L’ex assessore Berdini torna a parlare del progetto “stadio della Roma” esternando tutte le sue perplessità:
Roberta Lombardi non ce l’ha fatta. Questo risultato la stupisce? “No. In giunta lo dicevo sempre: o lanci qualche segnale di cambiamento nel primo anno e mezzo oppure è finita. Poi iniziano le polemiche, è normale, è questa la dialettica. La città si è accorta che c’è un’incompetenza, una inesperienza, un’arroganza, un insieme di fattori che stanno portando la città alla paralisi. Questa mancanza di coraggio è stata avvertita anche dai romani”.
Luca Lanzalone? “È un avvocato dalla carriera importante. Quando arriva a Roma per la prima volta non conosce nessuno, alla prima riunione se ne va dalla città la sera stessa. Quindici giorni dopo diventa presidente di Acea. Persona degnissima. Ma dopo aver risolto la questione dello Stadio della Roma e aver provocato le mie dimissioni viene premiato. Questo la dice lunga sulla struttura del potere nell’era Cinque Stelle. Mentre nel caso precedente parlavamo di interessi romani, lui rappresenta un più vasto sistema bancario che ha ritenuto che fosse il momento di portare a casa una carica come la presidenza di Acea”.
La sua carriera è stata influenzata da questi poteri? “Assolutamente. Sono stato scavalcato. In numerose interviste e in due giunte di fuoco avevo denunciato il ruolo di Marra (Raffaele Marra, ex capo del Personale e braccio destro di Virginia Raggi, ndr). Il giorno del suo arresto penso che sia finito per sempre un brutto momento. E invece sono io a pagare. Arriva Lanzalone e in 15 giorni chiude i giochi sullo stadio. Roma ha sperato che con Raggi ci fosse discontinuità e invece questa è l’eterna continuità del potere romano”.
Nemmeno Marra? “Marra non ha nominato alcun consulente per il mio assessorato. Ma questo non ha cambiato niente. Il vero ostacolo l’ho incontrato dopo il suo arresto. Sapevano che non avrei mai raggiunto una mediazione sullo stadio. Mi hanno sorpassato consapevolmente per mettermi nelle condizioni di togliere il disturbo”.
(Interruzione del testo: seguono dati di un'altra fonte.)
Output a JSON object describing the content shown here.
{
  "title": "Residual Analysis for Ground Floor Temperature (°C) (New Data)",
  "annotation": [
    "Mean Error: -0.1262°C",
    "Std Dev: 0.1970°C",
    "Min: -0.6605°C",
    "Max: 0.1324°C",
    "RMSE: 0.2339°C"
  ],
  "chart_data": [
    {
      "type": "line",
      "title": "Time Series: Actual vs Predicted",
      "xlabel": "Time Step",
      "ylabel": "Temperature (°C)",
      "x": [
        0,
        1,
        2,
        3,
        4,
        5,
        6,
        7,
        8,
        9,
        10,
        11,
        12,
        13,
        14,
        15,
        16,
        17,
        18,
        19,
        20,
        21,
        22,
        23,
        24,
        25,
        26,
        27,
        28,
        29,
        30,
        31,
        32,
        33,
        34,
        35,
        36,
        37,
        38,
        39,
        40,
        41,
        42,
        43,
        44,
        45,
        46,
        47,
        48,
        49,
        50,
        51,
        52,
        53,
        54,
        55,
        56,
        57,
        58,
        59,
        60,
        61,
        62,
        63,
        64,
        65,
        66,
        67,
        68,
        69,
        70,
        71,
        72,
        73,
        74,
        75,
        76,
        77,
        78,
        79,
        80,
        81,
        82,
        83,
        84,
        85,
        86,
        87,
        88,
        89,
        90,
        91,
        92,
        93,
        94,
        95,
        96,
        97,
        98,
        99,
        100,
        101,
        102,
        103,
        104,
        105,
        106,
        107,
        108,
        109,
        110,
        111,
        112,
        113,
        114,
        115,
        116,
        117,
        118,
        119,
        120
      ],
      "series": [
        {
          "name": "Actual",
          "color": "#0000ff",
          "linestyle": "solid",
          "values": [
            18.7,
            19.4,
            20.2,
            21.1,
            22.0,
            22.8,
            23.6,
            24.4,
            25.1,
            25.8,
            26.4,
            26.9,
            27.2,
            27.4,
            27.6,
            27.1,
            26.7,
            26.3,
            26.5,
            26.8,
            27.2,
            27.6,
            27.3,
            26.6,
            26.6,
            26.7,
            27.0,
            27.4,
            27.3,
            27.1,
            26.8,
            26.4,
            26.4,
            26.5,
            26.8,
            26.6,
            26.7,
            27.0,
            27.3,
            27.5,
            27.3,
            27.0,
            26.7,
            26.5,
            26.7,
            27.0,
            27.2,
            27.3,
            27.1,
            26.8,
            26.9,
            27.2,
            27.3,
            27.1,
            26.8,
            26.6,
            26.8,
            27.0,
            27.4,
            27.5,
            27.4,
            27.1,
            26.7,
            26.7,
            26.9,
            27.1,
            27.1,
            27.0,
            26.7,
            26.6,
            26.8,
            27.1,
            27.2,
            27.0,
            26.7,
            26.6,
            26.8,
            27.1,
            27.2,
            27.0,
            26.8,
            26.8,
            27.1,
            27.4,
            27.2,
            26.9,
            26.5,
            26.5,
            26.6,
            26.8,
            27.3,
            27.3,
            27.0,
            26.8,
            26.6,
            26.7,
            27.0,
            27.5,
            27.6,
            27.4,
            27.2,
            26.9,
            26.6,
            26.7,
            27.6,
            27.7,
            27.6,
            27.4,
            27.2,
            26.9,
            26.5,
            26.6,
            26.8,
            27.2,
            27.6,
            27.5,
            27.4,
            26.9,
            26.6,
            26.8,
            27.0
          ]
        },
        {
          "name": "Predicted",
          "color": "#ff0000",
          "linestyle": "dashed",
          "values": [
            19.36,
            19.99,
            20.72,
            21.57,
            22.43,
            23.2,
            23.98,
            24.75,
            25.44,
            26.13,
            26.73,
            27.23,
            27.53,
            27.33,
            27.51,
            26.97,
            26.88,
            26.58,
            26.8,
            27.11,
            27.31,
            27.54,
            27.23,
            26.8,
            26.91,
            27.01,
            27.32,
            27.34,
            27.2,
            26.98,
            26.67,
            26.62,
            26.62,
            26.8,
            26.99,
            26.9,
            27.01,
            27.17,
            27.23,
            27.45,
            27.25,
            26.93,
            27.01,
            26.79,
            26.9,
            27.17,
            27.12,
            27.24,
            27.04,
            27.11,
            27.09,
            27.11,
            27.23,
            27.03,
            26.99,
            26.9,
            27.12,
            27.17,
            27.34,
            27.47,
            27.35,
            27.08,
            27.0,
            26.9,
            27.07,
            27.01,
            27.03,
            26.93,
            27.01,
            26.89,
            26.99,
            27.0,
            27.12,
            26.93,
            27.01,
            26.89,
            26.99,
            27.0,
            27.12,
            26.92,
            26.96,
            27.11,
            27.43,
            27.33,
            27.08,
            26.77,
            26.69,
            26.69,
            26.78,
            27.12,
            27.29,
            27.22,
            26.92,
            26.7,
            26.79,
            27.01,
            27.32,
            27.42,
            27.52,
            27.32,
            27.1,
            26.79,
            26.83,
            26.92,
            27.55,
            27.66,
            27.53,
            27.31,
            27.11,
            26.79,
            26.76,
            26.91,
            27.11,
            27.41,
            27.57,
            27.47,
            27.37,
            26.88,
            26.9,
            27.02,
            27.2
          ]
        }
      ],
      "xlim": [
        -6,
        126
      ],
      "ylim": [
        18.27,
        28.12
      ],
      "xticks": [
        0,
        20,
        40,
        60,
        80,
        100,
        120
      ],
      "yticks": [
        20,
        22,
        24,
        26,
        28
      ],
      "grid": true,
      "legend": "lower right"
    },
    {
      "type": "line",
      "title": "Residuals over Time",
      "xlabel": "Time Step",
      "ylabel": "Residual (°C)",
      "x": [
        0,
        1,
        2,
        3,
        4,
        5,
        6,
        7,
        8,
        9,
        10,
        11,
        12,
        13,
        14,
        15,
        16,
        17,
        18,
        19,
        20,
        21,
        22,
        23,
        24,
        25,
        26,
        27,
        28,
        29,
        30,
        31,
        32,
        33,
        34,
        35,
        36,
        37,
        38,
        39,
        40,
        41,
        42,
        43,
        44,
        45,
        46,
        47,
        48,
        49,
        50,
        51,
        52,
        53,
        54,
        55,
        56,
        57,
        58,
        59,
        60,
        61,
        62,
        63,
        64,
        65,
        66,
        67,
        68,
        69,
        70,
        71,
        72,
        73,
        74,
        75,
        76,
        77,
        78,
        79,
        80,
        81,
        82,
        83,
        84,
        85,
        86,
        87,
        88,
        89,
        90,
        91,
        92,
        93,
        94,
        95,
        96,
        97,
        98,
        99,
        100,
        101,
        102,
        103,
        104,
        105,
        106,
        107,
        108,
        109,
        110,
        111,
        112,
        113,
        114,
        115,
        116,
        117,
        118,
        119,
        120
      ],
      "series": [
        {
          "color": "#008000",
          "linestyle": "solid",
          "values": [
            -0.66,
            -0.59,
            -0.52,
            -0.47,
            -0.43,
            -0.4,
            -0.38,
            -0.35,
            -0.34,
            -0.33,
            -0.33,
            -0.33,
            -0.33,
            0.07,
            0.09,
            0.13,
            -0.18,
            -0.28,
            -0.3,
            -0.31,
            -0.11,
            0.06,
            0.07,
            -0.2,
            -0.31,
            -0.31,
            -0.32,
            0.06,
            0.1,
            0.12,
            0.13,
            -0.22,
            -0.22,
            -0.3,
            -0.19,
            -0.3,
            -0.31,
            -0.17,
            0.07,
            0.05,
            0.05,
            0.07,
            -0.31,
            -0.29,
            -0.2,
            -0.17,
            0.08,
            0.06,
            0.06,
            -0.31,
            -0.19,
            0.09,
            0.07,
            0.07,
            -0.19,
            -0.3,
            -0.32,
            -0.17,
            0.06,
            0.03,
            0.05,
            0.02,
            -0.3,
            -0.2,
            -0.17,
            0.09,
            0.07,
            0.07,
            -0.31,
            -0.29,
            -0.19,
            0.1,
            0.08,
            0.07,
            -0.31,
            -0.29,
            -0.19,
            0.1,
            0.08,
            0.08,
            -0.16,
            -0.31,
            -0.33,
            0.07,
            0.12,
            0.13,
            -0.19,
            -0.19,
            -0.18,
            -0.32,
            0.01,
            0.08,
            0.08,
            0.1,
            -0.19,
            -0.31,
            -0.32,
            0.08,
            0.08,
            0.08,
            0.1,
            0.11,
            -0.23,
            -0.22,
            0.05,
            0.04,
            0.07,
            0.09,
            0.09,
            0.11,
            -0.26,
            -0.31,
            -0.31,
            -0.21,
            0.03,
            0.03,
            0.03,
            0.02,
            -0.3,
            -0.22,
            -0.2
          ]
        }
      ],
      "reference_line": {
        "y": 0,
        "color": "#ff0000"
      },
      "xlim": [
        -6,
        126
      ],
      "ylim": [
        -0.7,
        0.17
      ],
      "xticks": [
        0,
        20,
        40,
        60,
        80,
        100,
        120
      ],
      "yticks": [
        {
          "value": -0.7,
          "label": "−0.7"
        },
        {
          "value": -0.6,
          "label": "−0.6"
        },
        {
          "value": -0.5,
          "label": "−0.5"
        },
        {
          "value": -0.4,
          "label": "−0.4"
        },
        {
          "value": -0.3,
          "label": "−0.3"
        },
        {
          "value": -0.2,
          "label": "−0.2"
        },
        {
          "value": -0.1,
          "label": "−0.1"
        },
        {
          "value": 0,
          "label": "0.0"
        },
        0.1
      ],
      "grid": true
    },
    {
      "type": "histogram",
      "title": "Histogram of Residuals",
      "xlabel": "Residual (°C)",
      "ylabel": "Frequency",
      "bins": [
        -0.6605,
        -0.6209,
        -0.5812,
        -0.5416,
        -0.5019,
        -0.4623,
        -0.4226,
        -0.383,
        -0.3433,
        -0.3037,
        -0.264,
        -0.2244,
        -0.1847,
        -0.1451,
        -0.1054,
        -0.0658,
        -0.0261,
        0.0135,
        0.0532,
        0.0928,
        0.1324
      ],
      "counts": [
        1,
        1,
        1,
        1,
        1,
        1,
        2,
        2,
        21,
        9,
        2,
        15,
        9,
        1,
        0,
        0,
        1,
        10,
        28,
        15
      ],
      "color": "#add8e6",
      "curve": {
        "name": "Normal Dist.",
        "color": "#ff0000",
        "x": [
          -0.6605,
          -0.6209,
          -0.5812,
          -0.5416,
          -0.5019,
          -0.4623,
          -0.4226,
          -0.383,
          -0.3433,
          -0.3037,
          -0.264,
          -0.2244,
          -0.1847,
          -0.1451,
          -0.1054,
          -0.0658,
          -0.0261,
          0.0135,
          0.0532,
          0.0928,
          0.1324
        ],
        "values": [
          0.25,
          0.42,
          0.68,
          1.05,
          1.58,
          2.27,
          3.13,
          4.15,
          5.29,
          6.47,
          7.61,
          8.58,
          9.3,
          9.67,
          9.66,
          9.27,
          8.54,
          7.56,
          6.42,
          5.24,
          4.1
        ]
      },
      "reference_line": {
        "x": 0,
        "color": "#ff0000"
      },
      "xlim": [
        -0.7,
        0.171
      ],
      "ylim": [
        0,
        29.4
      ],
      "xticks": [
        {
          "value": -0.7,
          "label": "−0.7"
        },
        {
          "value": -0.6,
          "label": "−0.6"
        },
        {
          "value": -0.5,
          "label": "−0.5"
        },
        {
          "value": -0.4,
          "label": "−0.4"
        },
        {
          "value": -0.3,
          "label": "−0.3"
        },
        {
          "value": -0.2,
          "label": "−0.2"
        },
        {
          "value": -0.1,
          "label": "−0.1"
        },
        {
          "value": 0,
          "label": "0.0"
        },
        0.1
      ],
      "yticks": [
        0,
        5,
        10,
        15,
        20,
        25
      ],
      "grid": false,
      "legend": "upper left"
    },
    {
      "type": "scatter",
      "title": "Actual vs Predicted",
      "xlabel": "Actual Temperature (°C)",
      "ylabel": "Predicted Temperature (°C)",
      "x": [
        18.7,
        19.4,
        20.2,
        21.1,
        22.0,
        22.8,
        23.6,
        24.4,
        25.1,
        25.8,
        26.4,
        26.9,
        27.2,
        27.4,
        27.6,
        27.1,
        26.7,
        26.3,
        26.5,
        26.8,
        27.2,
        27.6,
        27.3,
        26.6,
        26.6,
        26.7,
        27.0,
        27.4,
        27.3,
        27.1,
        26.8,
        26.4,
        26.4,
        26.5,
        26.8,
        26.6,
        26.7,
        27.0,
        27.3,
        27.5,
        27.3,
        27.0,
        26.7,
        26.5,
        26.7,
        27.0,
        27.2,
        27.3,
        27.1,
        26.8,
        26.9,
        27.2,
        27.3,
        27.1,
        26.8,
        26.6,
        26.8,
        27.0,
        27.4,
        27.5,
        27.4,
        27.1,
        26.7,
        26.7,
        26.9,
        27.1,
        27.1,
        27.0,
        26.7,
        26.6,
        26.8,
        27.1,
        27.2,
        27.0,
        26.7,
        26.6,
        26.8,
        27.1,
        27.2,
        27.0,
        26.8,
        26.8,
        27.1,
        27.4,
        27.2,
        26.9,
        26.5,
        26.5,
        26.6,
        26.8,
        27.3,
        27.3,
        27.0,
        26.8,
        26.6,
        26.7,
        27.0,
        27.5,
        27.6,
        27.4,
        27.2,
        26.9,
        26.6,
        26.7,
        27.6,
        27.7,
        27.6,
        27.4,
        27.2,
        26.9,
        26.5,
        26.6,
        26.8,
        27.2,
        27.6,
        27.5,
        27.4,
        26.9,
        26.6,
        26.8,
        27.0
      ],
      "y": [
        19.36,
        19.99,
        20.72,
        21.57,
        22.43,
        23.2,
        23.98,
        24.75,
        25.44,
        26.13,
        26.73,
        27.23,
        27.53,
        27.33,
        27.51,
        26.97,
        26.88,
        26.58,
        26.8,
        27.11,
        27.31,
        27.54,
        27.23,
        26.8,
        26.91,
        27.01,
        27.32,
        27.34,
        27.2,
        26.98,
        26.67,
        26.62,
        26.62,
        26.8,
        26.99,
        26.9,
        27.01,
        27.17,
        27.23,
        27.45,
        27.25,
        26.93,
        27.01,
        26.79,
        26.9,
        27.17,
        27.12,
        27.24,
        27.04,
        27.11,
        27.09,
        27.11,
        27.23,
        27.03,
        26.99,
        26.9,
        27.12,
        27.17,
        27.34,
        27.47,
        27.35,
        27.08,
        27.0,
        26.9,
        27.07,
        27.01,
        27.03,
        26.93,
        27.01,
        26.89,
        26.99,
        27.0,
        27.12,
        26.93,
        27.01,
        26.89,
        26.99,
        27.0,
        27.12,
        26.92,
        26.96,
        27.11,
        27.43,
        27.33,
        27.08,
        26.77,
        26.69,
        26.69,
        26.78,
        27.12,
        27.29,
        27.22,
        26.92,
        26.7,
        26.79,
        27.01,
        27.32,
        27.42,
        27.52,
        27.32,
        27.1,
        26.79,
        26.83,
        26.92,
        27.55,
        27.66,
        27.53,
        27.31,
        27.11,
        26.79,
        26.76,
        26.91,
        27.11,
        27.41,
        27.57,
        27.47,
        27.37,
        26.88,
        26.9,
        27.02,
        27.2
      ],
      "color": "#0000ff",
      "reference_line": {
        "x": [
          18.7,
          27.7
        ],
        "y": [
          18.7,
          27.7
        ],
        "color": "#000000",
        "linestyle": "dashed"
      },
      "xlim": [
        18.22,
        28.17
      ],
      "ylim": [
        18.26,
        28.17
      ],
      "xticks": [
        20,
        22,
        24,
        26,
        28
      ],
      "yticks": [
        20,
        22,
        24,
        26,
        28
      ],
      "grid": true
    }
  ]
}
Oltre l’episodio delle sue dimissioni, cosa rappresenta per Roma aver dato il via libera ad un’opera come quella? “Ero contrario allo stadio ancora prima di diventare assessore. Ma quando ho letto le carte il mio sguardo è diventato ancora più critico. Un esempio: 7 milioni di euro di spesa per le pompe idrovore a carico della cittadinanza. E in cambio io ti concedo cubature. Tutto questo votato in consiglio comunale. Avevo chiesto agli operatori di prendere in considerazione un altro luogo ma la proposta non è stata accettata perché è lì che avrebbero guadagnato con la plusvalenza”.
Quindi non era contro la costruzione dello stadio. Ma contro la sua realizzazione a Tor di Valle? “Quello è un posto sbagliato. Un imprenditore serio avrebbe trovato il modo di guadagnare anche altrove, non sono un talebano. Ma non hanno accettato e questo la dice lunga sulla classe dirigente romana”.
Lo stadio sì, le Olimpiadi no. Si è dato una spiegazione? “Non riesco a trovare una ragione. La sindaca aveva in mano una carta importante. Era una sfida che si può vincere o perdere ma poteva essere utile alla città per effettuare lavori di manutenzione e per realizzare 5 linee di tram. E il progetto poteva ancora essere discusso. Poi arriva il post sul blog di Beppe Grillo che dice di no alle Olimpiadi del mattone e Berdini viene accusato di essere il cavallo di Troia di questa operazione. In questo modo offendono anche la dignità delle persone, ho una vita coerente a riguardo e non cambio perché sono assessore”.